Efficacy of double filtration plasmapheresis with pegylated interferon/ribavirin therapy for intractable chronic hepatitis C patients and hepatitis C patients with combined liver cirrhosis by HBV, leading to early viral elimination.

BACKGROUND/AIMS: Therapeutic results for patients with hepatitis C and B complex or patients with genotype lb high viral load treatment-resistant hepatitis C are still not sufficient. The therapeutic effects of concomitant treatment of such intractable patients with double-filtration plasmapheresis (DFPP) and pegylated interferon (PEG-IFN) alpha 2a/ribavirin (RBV) therapy were investigated.

METHODOLOGY: The subjects were one patient with genotype 2a hepatitis C combined with liver cirrhosis by HBV and 12 patients with retreated hepatitis C (genotype 2a: two patients, genotype 1b: 10 patients). All subjects were given PEG-IFNalpha2a/RBV therapy (up to 24 weeks for genotype 2a and from 48 to 72 weeks for genotype 1b) and DFPP from the start of treatment for a total of five times. The disappearance of HCV-RNA, hepatic function and peripheral blood were observed with time.

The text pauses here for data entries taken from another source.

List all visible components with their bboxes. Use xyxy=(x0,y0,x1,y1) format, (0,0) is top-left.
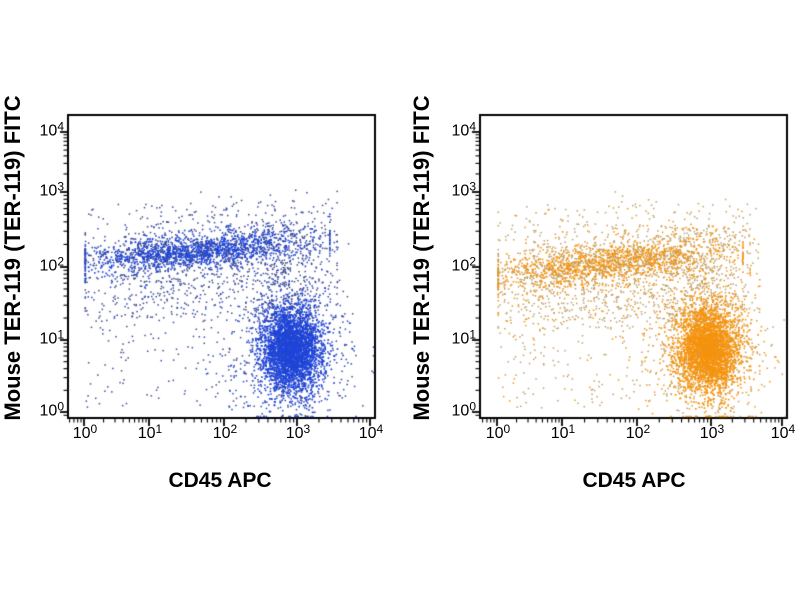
y-tick-label: 101 xyxy=(39,327,64,348)
y-tick-label: 102 xyxy=(451,254,476,275)
x-tick-label: 104 xyxy=(358,422,384,442)
x-axis-title-left: CD45 APC xyxy=(168,469,272,492)
x-tick-label: 102 xyxy=(212,422,238,442)
y-tick-label: 103 xyxy=(451,179,476,200)
y-tick-label: 100 xyxy=(451,399,476,420)
y-tick-label: 104 xyxy=(451,119,476,140)
y-tick-label: 102 xyxy=(39,254,64,275)
x-tick-label: 101 xyxy=(550,422,576,442)
x-tick-label: 104 xyxy=(770,422,796,442)
x-tick-label: 103 xyxy=(699,422,725,442)
y-tick-label: 101 xyxy=(451,327,476,348)
y-tick-label: 104 xyxy=(39,119,64,140)
x-axis-title-right: CD45 APC xyxy=(582,469,686,492)
x-tick-label: 103 xyxy=(285,422,311,442)
x-tick-label: 100 xyxy=(485,422,511,442)
x-tick-label: 101 xyxy=(137,422,163,442)
x-tick-label: 100 xyxy=(72,422,98,442)
x-tick-label: 102 xyxy=(625,422,651,442)
y-tick-label: 100 xyxy=(39,399,64,420)
y-tick-label: 103 xyxy=(39,179,64,200)
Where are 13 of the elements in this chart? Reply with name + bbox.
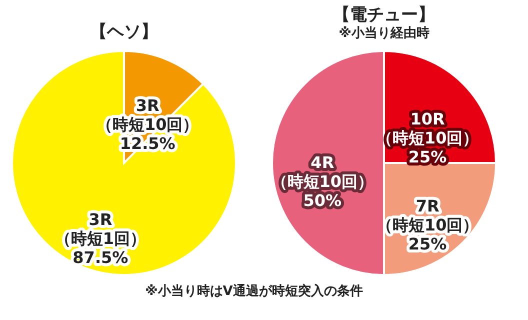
chart-subtitle: ※小当り経由時 (338, 26, 430, 41)
text: ※小当り時はV通過が時短突入の条件 (145, 283, 363, 299)
data-label: 87.5% (72, 248, 128, 267)
data-label: 25% (408, 147, 447, 166)
chart-title: 【ヘソ】 (90, 22, 158, 42)
slice-label: 4R（時短10回） (271, 153, 374, 191)
slice-label: 3R（時短1回） (54, 210, 146, 248)
data-label: 50% (303, 191, 342, 210)
chart-title: 【電チュー】 (333, 5, 435, 25)
data-label: 25% (408, 234, 447, 254)
slice-label: 7R（時短10回） (376, 196, 479, 235)
slice-label: 10R（時短10回） (376, 109, 479, 148)
pie-slice (11, 50, 237, 276)
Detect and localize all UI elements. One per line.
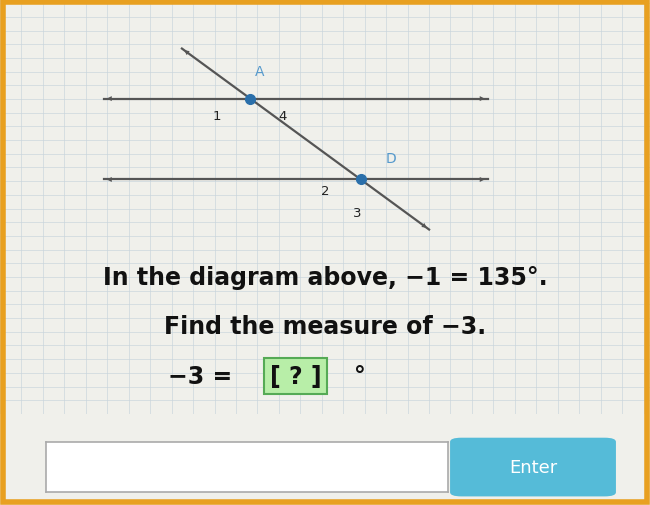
Text: 2: 2: [320, 184, 330, 197]
Text: In the diagram above, −1 = 135°.: In the diagram above, −1 = 135°.: [103, 265, 547, 289]
Text: °: °: [354, 365, 366, 388]
FancyBboxPatch shape: [450, 438, 616, 496]
Text: A: A: [255, 65, 265, 79]
Text: 3: 3: [353, 207, 362, 220]
Text: Find the measure of −3.: Find the measure of −3.: [164, 315, 486, 339]
Text: −3 =: −3 =: [168, 365, 240, 388]
Text: Enter: Enter: [509, 458, 557, 476]
Text: 1: 1: [212, 110, 221, 123]
Text: 4: 4: [279, 110, 287, 123]
Text: [ ? ]: [ ? ]: [270, 365, 322, 388]
Text: D: D: [385, 152, 396, 166]
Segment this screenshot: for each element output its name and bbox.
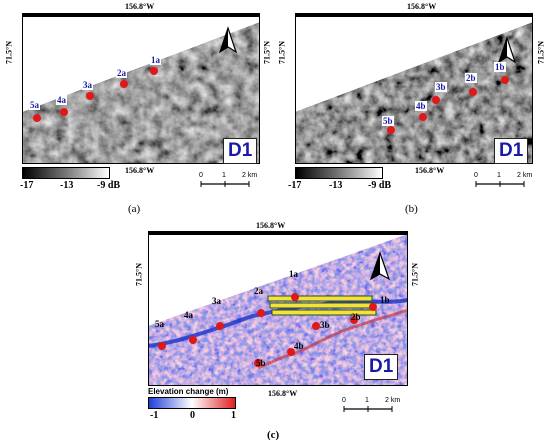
colorbar-title: Elevation change (m) [148,387,229,396]
lat-label-right: 71.5°N [410,263,420,286]
site-label-1a: 1a [150,55,161,65]
lon-label-top: 156.8°W [125,2,155,11]
site-marker-4a [60,108,68,116]
lat-label-right: 71.5°N [262,41,272,64]
scale-bar [200,181,250,187]
colorbar-label-max: -9 dB [368,180,392,191]
site-marker-5a [33,114,41,122]
panel-a: 156.8°W 71.5°N 71.5°N [0,0,275,222]
lon-label-bottom: 156.8°W [125,166,155,175]
frame-top-border [148,231,408,234]
lon-label-top: 156.8°W [256,221,286,230]
site-label-4b: 4b [294,341,304,351]
site-marker-3b [432,96,440,104]
scale-label-2: 2 km [385,397,401,404]
colorbar-label-max: -9 dB [97,180,121,191]
frame-top-border [22,13,260,16]
caption-b: (b) [405,203,418,215]
colorbar-label-max: 1 [231,410,236,421]
site-label-3a: 3a [82,80,93,90]
north-arrow-icon [369,251,391,281]
lat-label-right: 71.5°N [536,41,546,64]
colorbar-label-min: -17 [288,180,302,191]
site-marker-3b [312,322,320,330]
scale-label-0: 0 [199,172,203,179]
colorbar-label-mid: 0 [190,410,195,421]
caption-c: (c) [267,429,280,441]
sar-image [295,16,533,164]
scale-label-1: 1 [497,172,501,179]
region-label-d1: D1 [494,138,529,164]
site-label-5a: 5a [29,100,40,110]
site-marker-3a [216,322,224,330]
lat-label-left: 71.5°N [4,41,14,64]
site-label-2b: 2b [351,312,361,322]
scale-label-0: 0 [342,397,346,404]
frame-top-border [295,13,533,16]
north-arrow-icon [497,36,517,64]
site-label-2a: 2a [254,286,263,296]
panel-b: 156.8°W 71.5°N 71.5°N [275,0,550,222]
region-label-d1: D1 [223,138,258,164]
scale-bar [475,181,525,187]
site-label-3a: 3a [212,296,221,306]
site-label-2a: 2a [116,68,127,78]
site-marker-2a [120,80,128,88]
site-label-3b: 3b [435,82,447,92]
site-marker-4b [419,113,427,121]
site-label-1b: 1b [380,295,390,305]
panel-c: 156.8°W 71.5°N 71.5°N [0,221,550,447]
site-label-1b: 1b [494,62,506,72]
site-label-1a: 1a [289,269,298,279]
scale-label-2: 2 km [242,172,258,179]
lon-label-top: 156.8°W [407,2,437,11]
site-label-5a: 5a [155,319,164,329]
colorbar-label-min: -1 [150,410,159,421]
scale-label-1: 1 [365,397,369,404]
site-marker-1b [501,76,509,84]
site-label-4b: 4b [415,101,427,111]
colorbar-label-mid: -13 [329,180,343,191]
colorbar [295,167,383,179]
site-marker-4a [189,336,197,344]
site-label-2b: 2b [465,73,477,83]
site-label-5b: 5b [256,358,266,368]
site-label-5b: 5b [382,116,394,126]
region-label-d1: D1 [364,354,399,380]
site-marker-2b [469,88,477,96]
lat-label-left: 71.5°N [277,41,287,64]
lat-label-left: 71.5°N [134,263,144,286]
sar-image [22,16,260,164]
site-label-4a: 4a [184,310,193,320]
elevation-change-map [148,234,408,386]
site-marker-3a [86,92,94,100]
lon-label-bottom: 156.8°W [268,389,298,398]
scale-label-1: 1 [222,172,226,179]
north-arrow-icon [218,26,238,54]
lon-label-bottom: 156.8°W [415,166,445,175]
site-marker-5b [387,126,395,134]
colorbar [22,167,110,179]
site-marker-5a [158,342,166,350]
site-marker-1b [369,303,377,311]
site-marker-2b [350,316,358,324]
colorbar-label-min: -17 [20,180,34,191]
scale-label-2: 2 km [517,172,533,179]
colorbar-label-mid: -13 [60,180,74,191]
site-marker-1a [291,293,299,301]
site-marker-4b [287,348,295,356]
site-marker-1a [150,67,158,75]
site-marker-2a [257,309,265,317]
scale-label-0: 0 [474,172,478,179]
scale-bar [343,406,393,412]
site-label-3b: 3b [320,320,330,330]
colorbar [148,397,236,409]
site-marker-5b [254,359,262,367]
caption-a: (a) [128,203,141,215]
site-label-4a: 4a [56,95,67,105]
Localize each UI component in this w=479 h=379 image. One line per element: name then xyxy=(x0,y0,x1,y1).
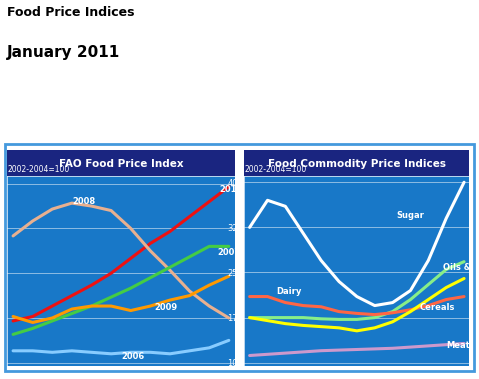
Text: Food Commodity Price Indices: Food Commodity Price Indices xyxy=(268,159,446,169)
Text: Dairy: Dairy xyxy=(276,287,302,296)
Text: 2007: 2007 xyxy=(217,248,240,257)
Text: 2006: 2006 xyxy=(121,352,144,361)
Text: FAO Food Price Index: FAO Food Price Index xyxy=(58,159,183,169)
Text: 2010: 2010 xyxy=(219,185,242,194)
Text: 2008: 2008 xyxy=(72,197,95,206)
Text: Sugar: Sugar xyxy=(396,211,424,220)
Text: 2009: 2009 xyxy=(154,303,177,312)
Text: Meat: Meat xyxy=(446,341,470,350)
Text: Cereals: Cereals xyxy=(420,303,455,312)
Text: 2002-2004=100: 2002-2004=100 xyxy=(7,165,69,174)
Text: Oils & Fats: Oils & Fats xyxy=(443,263,479,272)
Text: 2002-2004=100: 2002-2004=100 xyxy=(244,165,307,174)
Text: Food Price Indices: Food Price Indices xyxy=(7,6,135,19)
Text: January 2011: January 2011 xyxy=(7,45,120,61)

RESULTS: In seven of the 13 patients, HCV-RNA became negative by week 4 of treatment and three became negative by week 12. The remaining three patients became HCV-RNA negative by week 20. In the patient with hepatitis C (genotype 2a) combined with liver cirrhosis by HBV, HBV became negative in week 1 of treatment and HCV-RNA was negative by week 2. Sustained viral response (SVR) was detected in this patient with hepatitis C (genotype 2a) and liver cirrhosis by HBV and in two of the genotype 2a hepatitis C patients. Two of the genotype 1b hepatitis C patients are still HCV-RNA negative at 3 months after completion of treatment and eight patients are currently under observation during treatment.

CONCLUSIONS: Concomitant treatment with PEG-IFNalpha2a/RBV and DFPP is a new modality of hepatitis treatment that causes HCV-RNA to become negative or markedly reduced at an early stage of treatment and induces SVR.